1. The first question argued in this second appeal is whether the plaintiff is a tenant within the meaning of Act VIII of 1865. It is contended that, as the plaintiff is an inamdar and not a cultivator of the land, he cannot be regarded as a tenant of the zamindar. The argument is founded upon a misconception of the decision of the Privy Council in Bamasami v. Bhaskarasami I.L.R. 2 Mad., The sole question before the Privy Council is whether a certain document required registration. On behalf of the appellant (defendant in the case), it was argued that the document was a patta and that therefore it was exempted from registration. All that the Privy Council decided, with reference to the construction of Sections 3, 8 and 9* of Act VIII of 1865, was that the provisions were made upon the assumption that there is an existing relation which would warrant the application for a written patta. The ease of Bama v. Venkatachalam I.L.R. 8 Mad. 576 is distinguishable as; in that case, what the renter claimed to collect was the kattubadi and road-cess payable to Government, a deduction being allowed as a remuneration for his trouble. In the present case the jodi, which the zamindar seeks to collect, was included by the sanad in the assets of the zamindari and is payable direct to the zamindar. The definition of a tenant in Act VIII of 1865 is 'a person who is bound to pay rent to a landholder.' It is not denied that the zamindar is a landholder and it is conceded that plaintiff is bound to pay to the zamindar jodi or quit-rent upon his inam. We think, therefore, that the lower Courts were right in holding that the plaintiff was a tenant, and that the zamindar was entitled to proceed against him under Act VIII of 1865. The relation of landlord and tenant undoubtedly has long existed between the zamindar and the plaintiff and his predecessors in title. With reference to the contention that the zamindar can only claim the amount of jodi entered in the patta granted by the Inam Commissioner, it is conceded that, since the decision of this Court in Sobhanadn Appa Rau v. Gopala-kristnamma see ante p. 34, the finding of the lower Appellate Court cannot be questioned.

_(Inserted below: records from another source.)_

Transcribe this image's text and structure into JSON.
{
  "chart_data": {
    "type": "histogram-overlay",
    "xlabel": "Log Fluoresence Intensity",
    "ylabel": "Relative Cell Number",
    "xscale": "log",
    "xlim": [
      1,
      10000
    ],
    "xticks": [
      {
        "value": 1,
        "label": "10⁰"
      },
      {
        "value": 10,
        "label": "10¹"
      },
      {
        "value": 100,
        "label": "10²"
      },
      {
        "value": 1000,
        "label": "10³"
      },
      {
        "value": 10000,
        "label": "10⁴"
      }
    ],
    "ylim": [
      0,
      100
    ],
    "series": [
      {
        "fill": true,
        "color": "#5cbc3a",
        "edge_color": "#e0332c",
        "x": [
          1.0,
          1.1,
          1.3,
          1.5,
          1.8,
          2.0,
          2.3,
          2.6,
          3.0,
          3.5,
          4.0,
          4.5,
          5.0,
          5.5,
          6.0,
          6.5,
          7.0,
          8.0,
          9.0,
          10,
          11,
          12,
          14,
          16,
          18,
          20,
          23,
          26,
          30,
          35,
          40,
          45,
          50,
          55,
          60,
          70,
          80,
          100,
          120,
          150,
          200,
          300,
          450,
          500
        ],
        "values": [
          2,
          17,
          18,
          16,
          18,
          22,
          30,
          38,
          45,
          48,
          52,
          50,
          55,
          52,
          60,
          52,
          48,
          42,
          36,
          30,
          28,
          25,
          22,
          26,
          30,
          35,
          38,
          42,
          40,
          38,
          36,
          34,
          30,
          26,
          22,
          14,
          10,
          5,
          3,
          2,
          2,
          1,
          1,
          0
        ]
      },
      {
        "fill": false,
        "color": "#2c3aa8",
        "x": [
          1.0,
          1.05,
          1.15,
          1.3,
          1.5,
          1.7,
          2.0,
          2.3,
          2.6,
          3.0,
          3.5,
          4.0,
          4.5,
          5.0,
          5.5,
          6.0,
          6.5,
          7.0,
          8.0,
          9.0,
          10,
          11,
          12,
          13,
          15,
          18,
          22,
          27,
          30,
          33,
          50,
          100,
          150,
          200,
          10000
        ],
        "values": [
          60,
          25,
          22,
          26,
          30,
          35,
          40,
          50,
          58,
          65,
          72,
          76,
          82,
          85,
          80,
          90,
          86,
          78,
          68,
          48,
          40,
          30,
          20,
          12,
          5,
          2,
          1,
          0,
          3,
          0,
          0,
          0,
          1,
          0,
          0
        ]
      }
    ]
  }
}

2. It is not contended by the respondent that the opinion of the District Judge, that the inam title-deed is such a document as is contemplated by Section 13, Act VIII of 1865, can be upheld, and we have no doubt that the Judge was in error. The plaintiff does not claim to be an intermediate landlord. He admits that he is an inamdar, an holder of land with a right of occupancy and merely contends that he sublets the land to others. This will not confer on him any higher status than that of a tenant.
3. It does not appear that the other points raised in the memorandum of appeal presented to the lower Appellate Court were argued or pressed upon the attention of the Judge, and no issue was recorded on these points in the Court of First Instance. We cannot, therefore, allow any weight to them here.
4. The appeal fails and is dismissed with costs.